Before retiring in March last year, Ms Yunupingu worked as a teacher at the Yirrkala Bilingual School for more than four decades where she championed education in both English and Yolngu Matha.
In 2005, she was recognised as a “teacher of excellence” by the NT education department and made an honorary fellow at Charles Darwin University.
In accepting the award in Canberra on Thursday night, Ms Yunupingu said her work at the Yirrkala school was her “most treasured accomplishment in life beside my family and community”.

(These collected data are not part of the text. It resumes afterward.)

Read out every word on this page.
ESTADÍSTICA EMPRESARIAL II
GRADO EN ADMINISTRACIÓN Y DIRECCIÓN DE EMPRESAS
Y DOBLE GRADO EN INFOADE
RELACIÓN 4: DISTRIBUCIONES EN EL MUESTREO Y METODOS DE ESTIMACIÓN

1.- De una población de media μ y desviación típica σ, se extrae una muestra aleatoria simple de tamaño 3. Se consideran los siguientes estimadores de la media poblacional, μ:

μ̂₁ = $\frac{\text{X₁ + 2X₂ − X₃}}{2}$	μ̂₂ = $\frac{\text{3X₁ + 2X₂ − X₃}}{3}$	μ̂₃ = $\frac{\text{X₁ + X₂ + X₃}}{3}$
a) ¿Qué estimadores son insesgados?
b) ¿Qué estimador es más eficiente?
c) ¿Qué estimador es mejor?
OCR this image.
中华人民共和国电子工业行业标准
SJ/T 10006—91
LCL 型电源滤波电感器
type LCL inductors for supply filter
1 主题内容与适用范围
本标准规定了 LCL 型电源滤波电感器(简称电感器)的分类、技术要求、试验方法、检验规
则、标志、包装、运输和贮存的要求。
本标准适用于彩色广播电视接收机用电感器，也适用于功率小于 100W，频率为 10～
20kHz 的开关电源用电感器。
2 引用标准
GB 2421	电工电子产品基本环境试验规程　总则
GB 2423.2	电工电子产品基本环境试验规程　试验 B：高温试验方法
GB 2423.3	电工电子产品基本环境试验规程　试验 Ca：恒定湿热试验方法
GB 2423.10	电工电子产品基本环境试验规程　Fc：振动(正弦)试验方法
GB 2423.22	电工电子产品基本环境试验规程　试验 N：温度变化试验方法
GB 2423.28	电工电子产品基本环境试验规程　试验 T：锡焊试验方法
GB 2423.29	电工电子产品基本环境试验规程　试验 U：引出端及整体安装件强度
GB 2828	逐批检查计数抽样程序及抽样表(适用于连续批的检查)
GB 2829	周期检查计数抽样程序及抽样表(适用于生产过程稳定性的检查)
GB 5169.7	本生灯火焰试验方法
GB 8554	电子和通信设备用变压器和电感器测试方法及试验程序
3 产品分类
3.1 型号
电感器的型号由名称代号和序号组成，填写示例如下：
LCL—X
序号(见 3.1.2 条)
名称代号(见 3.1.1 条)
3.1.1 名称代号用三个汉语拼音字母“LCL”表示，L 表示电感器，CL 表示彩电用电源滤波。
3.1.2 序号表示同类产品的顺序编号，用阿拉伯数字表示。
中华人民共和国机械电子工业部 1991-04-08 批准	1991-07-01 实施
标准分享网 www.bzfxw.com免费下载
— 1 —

“As a young woman I was curious to know where education would take me, I was inspired by teachers and my leaders but all those years I never expected that I was going to become a teacher linguist,” she said.
“I worked at Yirrkala bilingual school teaching Yolngu children for over 40 years, through this I became a teacher specialist in both worlds to benefit my people and community but also to support non-Indigenous people to understand the real meaning of education in both worlds.”
Ms Yunupingu said it had been “a long and interesting journey” with “lots of ups and downs” but “it was my passion for education that kept me going”.
“I might have retired from school but I haven’t stopped wanting to educate people to see the benefit in both worlds way of working, Yolngu and balanda education.”
Since retiring, Ms Yunupingu has been teaching younger generations about traditional healing and made an impassioned plea for more support for Aboriginal medicine.
“Our people are sick and dying, young and old, unfortunately western medicine is not working on its own, we need to marry both worlds of healing,” she said.
“We need to give priority to cultural ways of healing to bring balance for better outcomes in education and health — we can’t do this on our own, we need your help to work together.
“We need to understand and respect the power of Yolngu healing, we need equal rights, including funding services and resources so we can work side-by-side and support each other and together we can share new ideas to heal our nation.
“Let’s all stand up and work together.”